Additionally, the legislation aims to cut through red tape by lowering the bureaucratic burden that growing PACE programs face while also providing technical assistance resources.

So far, the PACE Plus Act has drawn support from the National PACE Association and a handful of individual operators, including InnovAge (Nasdaq: INNV), the largest PACE system in the country and the only publicly traded organization.

Denver-based InnovAge serves 6,600 seniors in Colorado, New Mexico, California, Pennsylvania and Virginia. The company’s president and CEO, Maureen Hewitt, said she was encouraged by the introduction of PACE-specific legislation.

“The need for comprehensive, at-home caregiver and health services for older Americans continues to grow, and since the onset of the COVID pandemic, we believe it has become even clearer that PACE is one of the most effective models of care for frail seniors,” Hewitt told HHCN in an email.

Jade Gong, founder and principal of consulting firm Jade Gong & Associates, also has a favorable view of the legislation.

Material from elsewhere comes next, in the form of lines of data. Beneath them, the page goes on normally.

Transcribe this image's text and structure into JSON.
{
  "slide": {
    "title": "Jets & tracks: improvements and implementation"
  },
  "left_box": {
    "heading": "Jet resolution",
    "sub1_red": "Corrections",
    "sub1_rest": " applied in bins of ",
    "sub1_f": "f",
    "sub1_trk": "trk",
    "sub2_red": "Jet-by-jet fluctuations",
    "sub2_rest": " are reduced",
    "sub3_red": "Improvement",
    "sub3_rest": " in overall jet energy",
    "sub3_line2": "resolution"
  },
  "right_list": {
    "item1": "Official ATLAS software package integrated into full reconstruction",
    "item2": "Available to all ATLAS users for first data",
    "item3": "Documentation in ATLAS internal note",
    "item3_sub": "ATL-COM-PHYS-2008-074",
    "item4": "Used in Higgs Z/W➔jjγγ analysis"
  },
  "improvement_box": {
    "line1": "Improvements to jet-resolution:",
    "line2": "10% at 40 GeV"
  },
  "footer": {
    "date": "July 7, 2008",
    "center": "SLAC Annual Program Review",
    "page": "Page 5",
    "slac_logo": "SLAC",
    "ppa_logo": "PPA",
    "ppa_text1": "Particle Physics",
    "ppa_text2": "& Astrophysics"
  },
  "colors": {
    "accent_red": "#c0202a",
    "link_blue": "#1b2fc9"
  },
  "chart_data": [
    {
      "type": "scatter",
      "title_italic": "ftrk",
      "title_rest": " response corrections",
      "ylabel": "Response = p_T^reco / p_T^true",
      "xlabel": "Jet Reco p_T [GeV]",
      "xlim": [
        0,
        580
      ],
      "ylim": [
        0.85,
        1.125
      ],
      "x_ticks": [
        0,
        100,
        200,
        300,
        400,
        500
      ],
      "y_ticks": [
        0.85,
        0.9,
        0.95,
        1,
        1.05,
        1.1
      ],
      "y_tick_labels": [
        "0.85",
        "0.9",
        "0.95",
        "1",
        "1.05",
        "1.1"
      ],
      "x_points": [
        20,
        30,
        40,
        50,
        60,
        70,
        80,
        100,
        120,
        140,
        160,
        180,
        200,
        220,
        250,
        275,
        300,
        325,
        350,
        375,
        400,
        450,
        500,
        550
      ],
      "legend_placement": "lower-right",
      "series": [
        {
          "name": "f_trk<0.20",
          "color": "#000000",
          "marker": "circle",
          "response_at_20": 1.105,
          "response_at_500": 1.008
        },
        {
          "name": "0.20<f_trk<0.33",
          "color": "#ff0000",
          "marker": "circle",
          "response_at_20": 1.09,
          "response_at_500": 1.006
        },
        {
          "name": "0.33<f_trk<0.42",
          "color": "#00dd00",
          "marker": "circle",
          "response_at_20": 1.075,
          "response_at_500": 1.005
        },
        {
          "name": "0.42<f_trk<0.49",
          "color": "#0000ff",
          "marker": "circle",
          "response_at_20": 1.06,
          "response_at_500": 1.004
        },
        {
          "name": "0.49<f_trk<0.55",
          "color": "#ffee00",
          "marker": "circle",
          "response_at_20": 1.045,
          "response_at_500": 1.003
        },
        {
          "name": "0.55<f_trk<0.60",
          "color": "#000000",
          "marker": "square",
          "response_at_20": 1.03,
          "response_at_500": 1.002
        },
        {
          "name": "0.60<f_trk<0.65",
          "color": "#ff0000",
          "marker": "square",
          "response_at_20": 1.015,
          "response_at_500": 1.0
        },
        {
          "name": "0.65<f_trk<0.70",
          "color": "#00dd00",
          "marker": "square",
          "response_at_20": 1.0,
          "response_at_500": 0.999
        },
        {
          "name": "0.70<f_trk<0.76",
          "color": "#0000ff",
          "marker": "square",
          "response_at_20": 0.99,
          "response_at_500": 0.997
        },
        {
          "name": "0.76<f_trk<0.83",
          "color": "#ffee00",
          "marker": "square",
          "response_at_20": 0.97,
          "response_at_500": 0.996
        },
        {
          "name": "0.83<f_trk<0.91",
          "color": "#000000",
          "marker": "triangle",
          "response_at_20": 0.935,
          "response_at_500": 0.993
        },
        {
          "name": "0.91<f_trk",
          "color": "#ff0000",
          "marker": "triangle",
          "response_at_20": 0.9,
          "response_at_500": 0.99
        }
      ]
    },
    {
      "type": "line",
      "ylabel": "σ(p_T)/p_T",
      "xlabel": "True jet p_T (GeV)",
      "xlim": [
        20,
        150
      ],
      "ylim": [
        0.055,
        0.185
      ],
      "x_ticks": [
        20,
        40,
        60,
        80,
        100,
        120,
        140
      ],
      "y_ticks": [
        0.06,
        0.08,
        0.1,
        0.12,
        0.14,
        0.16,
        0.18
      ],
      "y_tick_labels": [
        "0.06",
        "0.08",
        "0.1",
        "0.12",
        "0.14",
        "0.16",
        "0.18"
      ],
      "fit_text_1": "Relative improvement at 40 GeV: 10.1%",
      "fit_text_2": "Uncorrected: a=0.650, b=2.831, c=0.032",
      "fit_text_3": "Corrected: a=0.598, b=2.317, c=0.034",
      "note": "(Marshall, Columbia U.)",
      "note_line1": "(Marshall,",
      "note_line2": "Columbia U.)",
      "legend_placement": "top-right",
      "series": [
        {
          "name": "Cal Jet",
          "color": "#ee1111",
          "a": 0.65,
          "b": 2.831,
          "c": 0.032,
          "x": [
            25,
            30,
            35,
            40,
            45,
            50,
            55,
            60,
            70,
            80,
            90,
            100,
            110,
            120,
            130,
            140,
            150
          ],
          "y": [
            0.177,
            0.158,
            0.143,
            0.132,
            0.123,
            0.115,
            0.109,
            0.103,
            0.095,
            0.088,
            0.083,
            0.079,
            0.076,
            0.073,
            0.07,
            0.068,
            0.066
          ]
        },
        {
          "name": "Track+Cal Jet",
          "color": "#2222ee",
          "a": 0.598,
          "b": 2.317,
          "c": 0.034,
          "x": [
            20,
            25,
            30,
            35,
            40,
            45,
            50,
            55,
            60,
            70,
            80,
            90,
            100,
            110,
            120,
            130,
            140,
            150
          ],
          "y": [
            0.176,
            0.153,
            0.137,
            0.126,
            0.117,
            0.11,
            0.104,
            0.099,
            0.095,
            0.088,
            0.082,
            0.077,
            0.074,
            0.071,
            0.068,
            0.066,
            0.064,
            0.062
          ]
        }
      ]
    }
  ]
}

While Gong believes that the bill is comprehensive, she still said the Federal Coordinated Care Office should be included in a review of federal policies.

“The only thing I would add is to have the Federal Coordinated Care Office — which would be a needed central point of coordination and support for PACE — be asked to undertake a comprehensive review of federal policies that could be modified to support and facilitate PACE expansion,” Gong said in an email. “For example, PACE programs cannot have more than one service area expansion or center under review at the same time, a policy which obviously is a severe limitation on the ability of PACE to scale.”

In general, the PACE Plus Act is in line with the Biden administration’s greater push to increase home- and community-based services.

Last month, the Biden administration unveiled the American Jobs Plan, a $2 trillion infrastructure proposal. This plan earmarked $400 billion to go toward home-based care.

The American Jobs Plan also pushes for the expansion of the Money Follows the Person (MFP) program, which allows certain Medicaid users to more seamlessly move from a nursing home back into the home.

In all likelihood, the COVID-19 emergency’s impact on nursing homes and other long-term care facilities, as well as the nation’s past underinvestment in home-based care, were top of mind when rolling out this plan.